The Morgenthau Plan wasn't carried out because Roosevelt died. The fact is that it was the agreed upon US approach for a period of time. And it would not have allowed Germany "to maintain such industries as will sustain her economy and permit the exaction of just reparations in kind," which is what Japan was promised.
 
The terms of the Cairo Declaration shall be carried out and Japanese sovereignty shall be limited to the islands of Honshu, Hokkaido, Kyushu, Shikoku and such minor islands as we determine.

And Germany did not get any promise that the Allies would respect its national integrity like this as well.
 
In 1948, after 3 years in which Stalin had verbally abused his former allies, broken his promises on democracy in Eastern Europe, threatened Turkey with the Sudetenland treatment, tried to break up Iran, overthrown the government of Czechoslovakia, and begun a blockade of Berlin, Henry Wallace ran a presidential campaign in which he blamed it all on Truman and advocated US-Soviet cooperation. His turn did not come "just about exactly" when these things happened. Wallace's views on the Soviets were based on a Kremlin-choreographed trip to Siberia he once took and generous doses of wishful thinking, not facts and principles.
Actually Wallace was in favor of improved relations with Russia prior to his trip.
It should also be noted that Churchill was running a spy network in America to influence opinion and even alter the government's position to a more pro-British line. (If we actually had a pro-war organized conspiracy (though I have no doubt many powerful Americans favored war, they were not necessarily organized) such a network would be unneeded.) Ironically for the author of the piece, while it would fit his conclusions, he left it out, in part due to the fact that Britain also tried to get rid of Wallace or at least keep him out of positions of power over foreign relations. (One of the people spying on Wallace was Roald Dahl...)
Lastly, it's ironic that this author apparently supports the Korean War...but Harry Elmer Barnes didn't...
 
Wallace can best be summarized by his deliberate decision in 1948 to run as a spoiler in hopes of costing Truman a term of office in his own right despite the only possible beneficiary being the Republican candidate who FDR found to be utterly unsuited to the presidency.
 
Doubt It

I will repeat my comment/question: kill off or incapacitate FDR before the declaration of unconditional surrender.

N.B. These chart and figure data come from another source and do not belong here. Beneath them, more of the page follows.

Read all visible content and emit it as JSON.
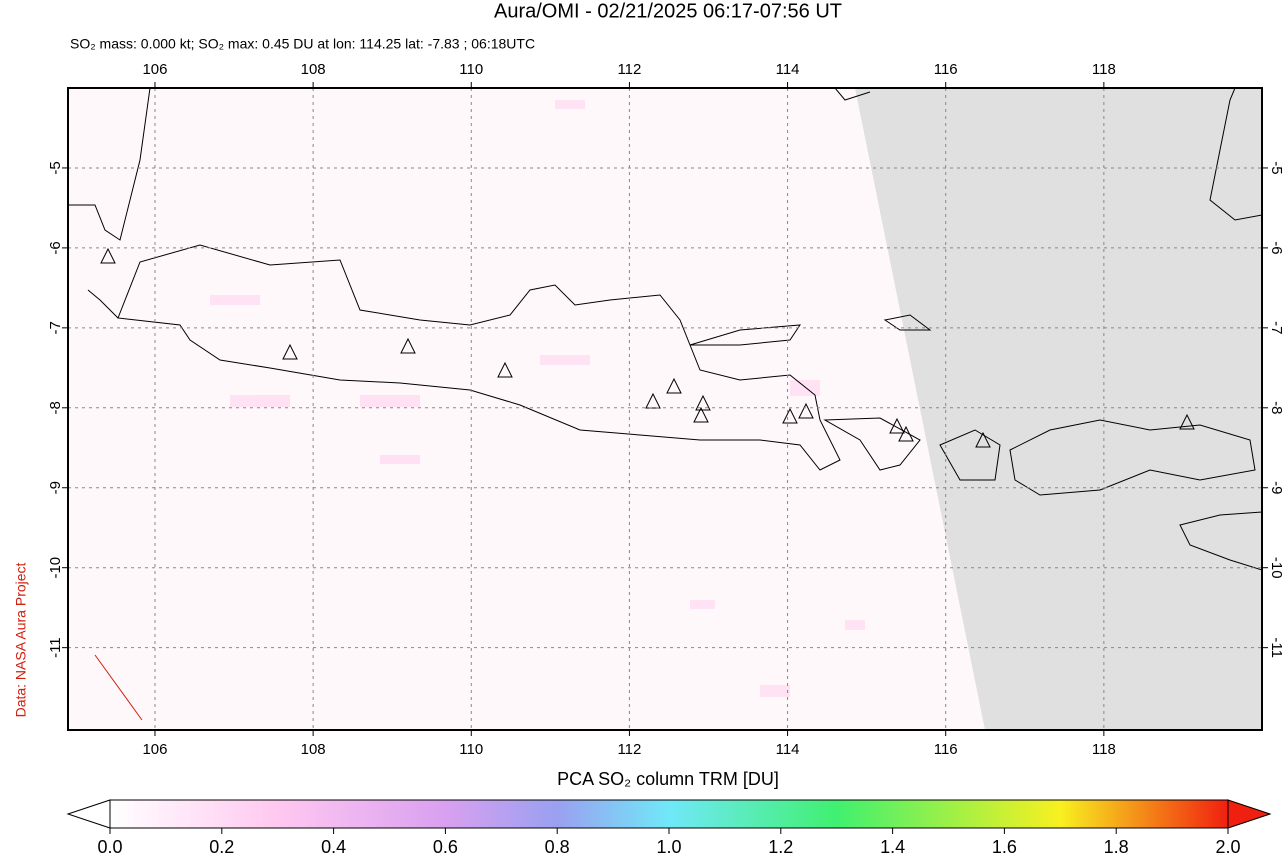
{
  "title": "Aura/OMI - 02/21/2025 06:17-07:56 UT",
  "subtitle": "SO₂ mass: 0.000 kt; SO₂ max: 0.45 DU at lon: 114.25 lat: -7.83 ; 06:18UTC",
  "credit": "Data: NASA Aura Project",
  "map": {
    "xlim": [
      104.9,
      120
    ],
    "ylim": [
      -12.03,
      -4
    ],
    "xticks": [
      106,
      108,
      110,
      112,
      114,
      116,
      118
    ],
    "yticks": [
      -5,
      -6,
      -7,
      -8,
      -9,
      -10,
      -11
    ]
  },
  "colorbar": {
    "label": "PCA SO₂ column TRM [DU]",
    "lim": [
      0,
      2
    ],
    "ticks": [
      {
        "value": 0,
        "label": "0.0"
      },
      {
        "value": 0.2,
        "label": "0.2"
      },
      {
        "value": 0.4,
        "label": "0.4"
      },
      {
        "value": 0.6,
        "label": "0.6"
      },
      {
        "value": 0.8,
        "label": "0.8"
      },
      {
        "value": 1,
        "label": "1.0"
      },
      {
        "value": 1.2,
        "label": "1.2"
      },
      {
        "value": 1.4,
        "label": "1.4"
      },
      {
        "value": 1.6,
        "label": "1.6"
      },
      {
        "value": 1.8,
        "label": "1.8"
      },
      {
        "value": 2,
        "label": "2.0"
      }
    ]
  }
}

Would Britain be able to influence America's goals for Europe? I doubt Churchill wanted the OTL situation. Does anyone know what the British would have/might have accepted for an honorable surrender (and perhaps beyond the pale of ASB, an honorable peace)?

That is only if the Parliament and House of Lords totally believed in Churchill's rantings on the emergent dangers of Communism or Stalin's ambition to control Europe. Without a complete agreement on the issue by most of the British government it would be hard for P residential successor Harry Truman and Secretary of Defense John Marshall along with Congress to truly take his word for it. Remember that red fever didn't sweep the US until only after OTL post-war events unfolded.
 
The US had already before surrender decided to retain the monarchy, do you understand that?

And it explicitly was not a concession to the Japanese, as demonstrated by the U.S. refusing to accept any conditions onto the Potsdam declaration, do you understand that? Also, can you provide a source that the final decision had actually been made as opposed to just certain people saying they think it would be a good idea?

The Morgenthau Plan wasn't carried out because Roosevelt died. The fact is that it was the agreed upon US approach for a period of time. And it would not have allowed Germany "to maintain such industries as will sustain her economy and permit the exaction of just reparations in kind," which is what Japan was promised.

This is certainly not accepted fact. Some people argue this, but there's plenty of evidence that Roosevelt only supported the Morgenthau Plan insofar as he did not understand the full ramifications. Certainly the limited deindustrialization that occurred post war based on inertia from Roosevelt's plans would almost exactly fit in Article 11 of the Potsdam declaration, and has no resemblence to the total deindustrialization called for by Morgenthau.